Myth of Iron has provoked some other interesting
responses. One is to have had some influence on Shaka’s latest literary incarnation
– the graphic novel. (It had to happen sometime!) With Shaka Rising, Luke W Molver and Mason O’Connor with Jive Media Africa
(website here) has recently published an account of Shaka’s
accession to power in a vivacious and thoughtful way. The artwork is powerful, rendered
largely in rich ochres and reds, and the storyline is compelling – as Shaka’s
rise from obscurity to power can only be. Shaka
Rising is a fiction, of course, and some characters are conscious inventions
deployed to enliven and sharpen the narrative. Relatively little evidence is
available anywhere about Shaka’s childhood and youth, and different stories
compete in the traditions. Molver and O’Connor have chosen a version in which
Shaka goes into exile not as a child, but as an upcoming and potentially
troublesome young man, earning his military kudos under Dingiswayo of the
Mthethwa, who then boosts him into power over his brothers. (Shaka’s conflict
with, and ultimate murder of brother Sigujana is a central thread of the story.) If the images owe perhaps a little too much to
the honed physiques of Henry Cele and the 1987 TV series Shaka Zulu, and the background architecture a little too much to that
of North American stockades, it is a pretty complex and persuasive view of the
period.
Most interestingly
in the context of the “mfecane”, Shaka
Rising follows the (still controversial and unproven) view propounded by
Cobbing and endorsed, with some caveats, in Myth
of Iron – the view that a primary stimulus of violence was slaving,
crucially conducted by Ndwandwe middlemen who occupied territory between the
Zulu-Mthethwa nexus on the Mfolozi rivers and Delagoa Bay (Maputo). So, instead of the Wiki map, which has the usual
bundle of arrows shooting away from the Zulu heartland, like sparks from a
fire, in Shaka Rising we have a map
in which the arrows emanate from the Ndwandwe. This, too, may be an
oversimplification, of course, but at least it provides an alternative to the
myth. Most gratifyingly, a section at the back of Shaka Rising lays out for readers all the questions I’ve raised
here: it stresses the story’s fictionality, the possibility of other versions,
the dubious nature of many of the sources, and the existence of ongoing
controversy – inviting one into the debate, rather than closing it off.
With my Mkhize mentors, and Zihlandhlo T-shirts! |
I believe a sequel
is in the works, and I look forward to it. Zulu history before the 1879 war remains
rather neglected: we still await scholarly biographies of Dingane and Mpande,
kings just as important to the foundation of the Zulu polity as their
half-brother Shaka. I hope Zulu scholars are weighing in, though another
consequence of Myth of Iron was a
salutary reminder that university, on-paper scholarship is not the mode of
history most relevant to most people.
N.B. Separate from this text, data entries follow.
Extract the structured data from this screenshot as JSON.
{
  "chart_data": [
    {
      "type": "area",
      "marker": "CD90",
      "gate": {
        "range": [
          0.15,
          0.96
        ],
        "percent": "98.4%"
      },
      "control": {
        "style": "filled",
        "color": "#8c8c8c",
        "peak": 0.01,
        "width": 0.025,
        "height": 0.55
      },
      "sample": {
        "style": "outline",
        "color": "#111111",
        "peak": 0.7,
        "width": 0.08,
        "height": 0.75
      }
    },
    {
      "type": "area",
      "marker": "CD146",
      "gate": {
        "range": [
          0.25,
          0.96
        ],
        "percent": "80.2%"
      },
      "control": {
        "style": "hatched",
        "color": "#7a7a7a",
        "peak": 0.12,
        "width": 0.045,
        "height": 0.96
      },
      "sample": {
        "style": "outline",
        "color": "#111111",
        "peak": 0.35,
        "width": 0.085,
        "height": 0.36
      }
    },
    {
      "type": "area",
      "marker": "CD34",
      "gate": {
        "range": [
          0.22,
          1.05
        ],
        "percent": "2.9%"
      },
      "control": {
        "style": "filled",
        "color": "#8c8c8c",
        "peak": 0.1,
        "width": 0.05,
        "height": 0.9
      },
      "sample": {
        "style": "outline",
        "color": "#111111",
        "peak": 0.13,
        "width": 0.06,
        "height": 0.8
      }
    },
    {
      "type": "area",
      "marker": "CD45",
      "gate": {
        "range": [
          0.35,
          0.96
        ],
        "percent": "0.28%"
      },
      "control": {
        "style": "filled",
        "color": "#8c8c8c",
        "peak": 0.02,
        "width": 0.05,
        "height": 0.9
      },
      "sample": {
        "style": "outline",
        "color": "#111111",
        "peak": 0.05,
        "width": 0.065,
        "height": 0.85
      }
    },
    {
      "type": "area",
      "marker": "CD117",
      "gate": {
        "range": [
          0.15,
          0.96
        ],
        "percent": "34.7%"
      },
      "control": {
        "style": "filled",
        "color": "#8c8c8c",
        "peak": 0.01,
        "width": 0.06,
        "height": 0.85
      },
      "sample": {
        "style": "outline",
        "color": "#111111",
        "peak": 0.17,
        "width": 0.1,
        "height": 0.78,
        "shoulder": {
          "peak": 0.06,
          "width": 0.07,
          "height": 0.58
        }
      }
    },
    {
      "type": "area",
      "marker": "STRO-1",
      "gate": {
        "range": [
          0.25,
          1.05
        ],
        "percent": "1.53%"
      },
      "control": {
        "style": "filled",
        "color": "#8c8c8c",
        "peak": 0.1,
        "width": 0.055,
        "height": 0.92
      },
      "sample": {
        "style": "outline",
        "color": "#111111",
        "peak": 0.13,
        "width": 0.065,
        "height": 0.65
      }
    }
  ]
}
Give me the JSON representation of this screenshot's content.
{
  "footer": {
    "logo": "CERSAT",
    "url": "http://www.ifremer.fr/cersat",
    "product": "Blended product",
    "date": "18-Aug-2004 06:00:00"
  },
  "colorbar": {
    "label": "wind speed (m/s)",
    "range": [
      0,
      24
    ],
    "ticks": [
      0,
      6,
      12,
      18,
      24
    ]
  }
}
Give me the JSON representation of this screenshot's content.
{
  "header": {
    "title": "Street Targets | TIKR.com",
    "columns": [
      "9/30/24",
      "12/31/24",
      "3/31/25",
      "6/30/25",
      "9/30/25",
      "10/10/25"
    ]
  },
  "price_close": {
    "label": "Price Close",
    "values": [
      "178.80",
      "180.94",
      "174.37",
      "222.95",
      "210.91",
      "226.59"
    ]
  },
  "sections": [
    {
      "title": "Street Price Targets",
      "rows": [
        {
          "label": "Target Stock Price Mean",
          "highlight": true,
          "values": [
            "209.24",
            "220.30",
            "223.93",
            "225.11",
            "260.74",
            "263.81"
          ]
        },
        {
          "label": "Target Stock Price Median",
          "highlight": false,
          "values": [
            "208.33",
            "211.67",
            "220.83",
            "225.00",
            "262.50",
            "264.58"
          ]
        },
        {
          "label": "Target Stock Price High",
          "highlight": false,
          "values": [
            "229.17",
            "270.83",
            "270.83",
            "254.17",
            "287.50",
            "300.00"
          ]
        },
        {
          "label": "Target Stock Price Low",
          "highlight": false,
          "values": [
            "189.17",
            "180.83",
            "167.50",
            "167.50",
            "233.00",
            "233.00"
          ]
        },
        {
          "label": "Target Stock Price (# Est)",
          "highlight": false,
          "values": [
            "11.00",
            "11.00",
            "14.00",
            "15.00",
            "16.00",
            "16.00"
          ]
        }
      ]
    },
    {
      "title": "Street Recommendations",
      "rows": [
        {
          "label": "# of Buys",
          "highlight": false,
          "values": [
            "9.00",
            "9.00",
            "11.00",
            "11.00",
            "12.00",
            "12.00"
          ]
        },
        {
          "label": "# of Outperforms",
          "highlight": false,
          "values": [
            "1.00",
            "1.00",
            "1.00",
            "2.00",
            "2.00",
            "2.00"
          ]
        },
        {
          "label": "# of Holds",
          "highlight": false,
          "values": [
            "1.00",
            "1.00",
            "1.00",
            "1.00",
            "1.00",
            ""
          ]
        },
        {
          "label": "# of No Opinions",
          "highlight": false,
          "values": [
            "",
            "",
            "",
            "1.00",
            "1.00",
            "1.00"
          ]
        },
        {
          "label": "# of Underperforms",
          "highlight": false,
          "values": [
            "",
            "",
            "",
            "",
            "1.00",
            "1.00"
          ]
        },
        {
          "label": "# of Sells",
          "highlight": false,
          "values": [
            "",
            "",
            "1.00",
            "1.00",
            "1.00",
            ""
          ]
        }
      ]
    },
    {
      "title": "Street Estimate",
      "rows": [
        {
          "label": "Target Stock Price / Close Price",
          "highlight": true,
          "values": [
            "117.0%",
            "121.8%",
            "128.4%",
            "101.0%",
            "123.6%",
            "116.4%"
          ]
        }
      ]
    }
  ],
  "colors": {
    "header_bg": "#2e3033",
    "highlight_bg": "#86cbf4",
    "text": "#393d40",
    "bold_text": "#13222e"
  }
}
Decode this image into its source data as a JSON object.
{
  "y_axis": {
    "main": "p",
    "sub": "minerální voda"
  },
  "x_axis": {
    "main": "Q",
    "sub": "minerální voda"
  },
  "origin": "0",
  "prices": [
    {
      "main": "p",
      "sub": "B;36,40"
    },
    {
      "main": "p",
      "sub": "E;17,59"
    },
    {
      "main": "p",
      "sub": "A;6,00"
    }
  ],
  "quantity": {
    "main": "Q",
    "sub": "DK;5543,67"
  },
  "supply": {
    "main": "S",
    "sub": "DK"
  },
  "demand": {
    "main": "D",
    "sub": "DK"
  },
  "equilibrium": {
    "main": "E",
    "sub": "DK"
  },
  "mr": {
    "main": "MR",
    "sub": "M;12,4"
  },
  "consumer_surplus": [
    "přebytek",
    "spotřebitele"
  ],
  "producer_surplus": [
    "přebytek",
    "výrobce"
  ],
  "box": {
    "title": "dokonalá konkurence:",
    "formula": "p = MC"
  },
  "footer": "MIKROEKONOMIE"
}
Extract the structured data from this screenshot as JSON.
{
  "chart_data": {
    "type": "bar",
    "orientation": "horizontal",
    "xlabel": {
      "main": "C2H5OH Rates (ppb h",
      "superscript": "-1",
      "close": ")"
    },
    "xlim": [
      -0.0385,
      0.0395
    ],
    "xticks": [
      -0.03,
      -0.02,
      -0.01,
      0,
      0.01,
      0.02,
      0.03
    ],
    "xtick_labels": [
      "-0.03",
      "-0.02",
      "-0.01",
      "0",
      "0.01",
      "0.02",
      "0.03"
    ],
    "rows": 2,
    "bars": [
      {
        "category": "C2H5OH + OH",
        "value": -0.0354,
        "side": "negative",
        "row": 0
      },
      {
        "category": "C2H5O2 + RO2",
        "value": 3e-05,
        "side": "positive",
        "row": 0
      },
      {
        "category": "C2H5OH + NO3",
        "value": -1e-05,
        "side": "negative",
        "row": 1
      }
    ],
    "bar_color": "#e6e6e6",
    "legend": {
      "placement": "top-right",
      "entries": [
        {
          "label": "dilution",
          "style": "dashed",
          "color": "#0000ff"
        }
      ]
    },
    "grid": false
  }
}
A couple of years ago, on the strength of
my portrayal of the partnership between Shaka and his neighbouring Mkhize
chieftain Zihlandhlo, I was invited to a Zulu-Mhkize reconciliation indaba at one
of King Zwelithini’s rural palaces.
It was totally fascinating: politics in a
mode that one almost never sees in the national press, conducted entirely in
Zulu, dense with protocols and rich with undercurrents which this displaced
white Zimbo could still only guess at. Thank goodness for the lovely Mhkize
gentlemen who shepherded me through the day. It was history living into the future
in a wholly different way, in which, one could say, the truth of the present is
more important than the truth about the past – however one conceives of that.